In a democracy that qualifies for the title “The mother of parliaments” , a journalist (and a hero) who tells the truth, should not have been subjected to a cruel house arrest that lasted SEVEN YEARS without sun exposure inside the tiny Ecuadorian embassy –nor inside any other embassy.

Susan heyes Ashley G
Susan heyes Ashley G
Jan 31, 2020 6:16 PM
Reply to  lundiel

I’m wondering Julian our parliament are working against the law as we are well aware surely they will realise when the push comes to the shove.
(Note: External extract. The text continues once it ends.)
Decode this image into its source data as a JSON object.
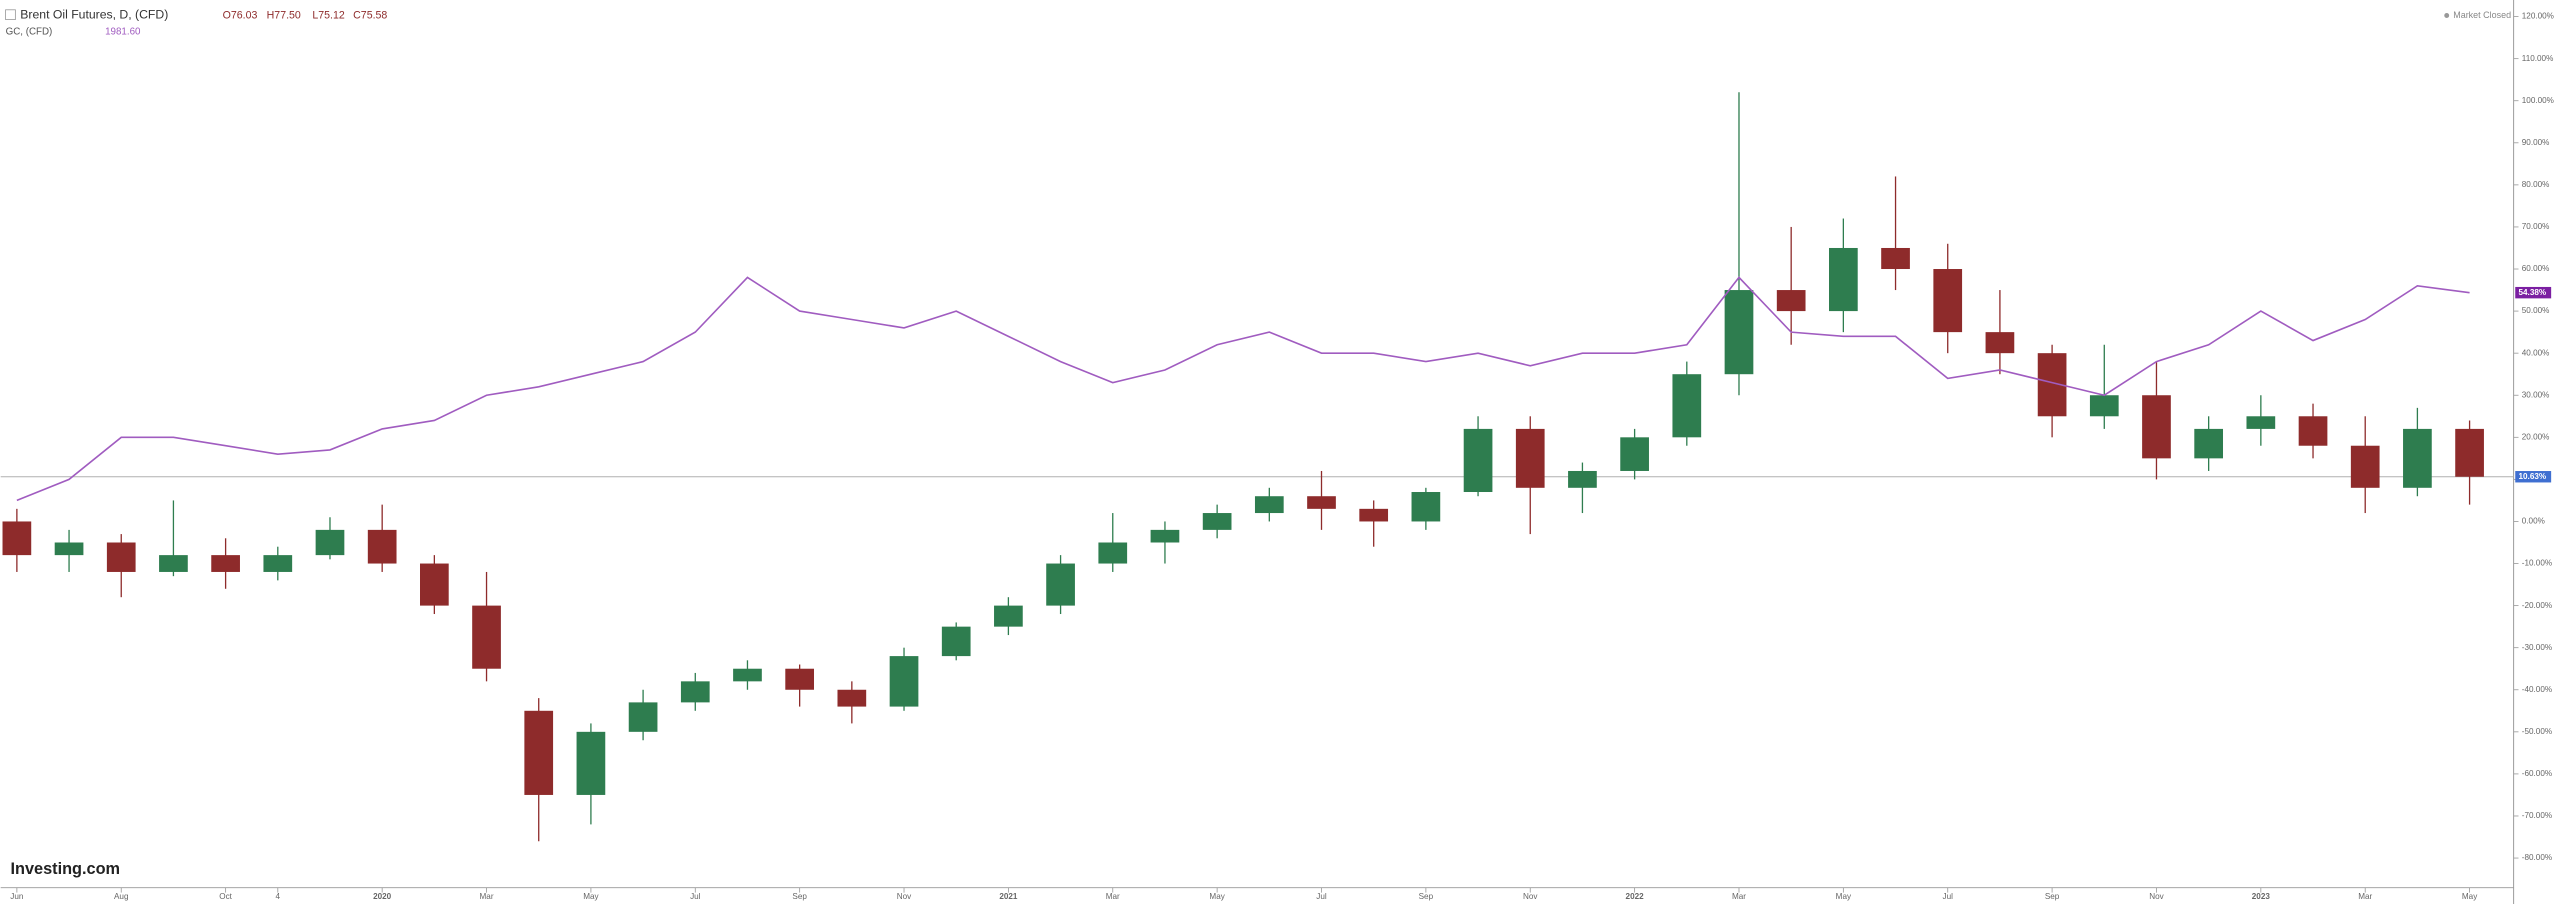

Oh and by the way everyone has been competing here and I’m just trying to do the best for you that may not be much but Everyone Let’s Me Know about it anyway you have your followers imine of them I’m doing what I can it may not be a lot but at least I’m trying love you honey

pasha
pasha
Jan 31, 2020 11:13 PM
Reply to  lundiel

He shouldn’t be in jail at all. He has committed no crime. Even the vile, despicable Swedish governing mafia have admitted as much.

But then again, it’s 2020. Few governments give a shit about laws any more. “We’re an empire now . . . we make our own reality . . . “, etc., etc.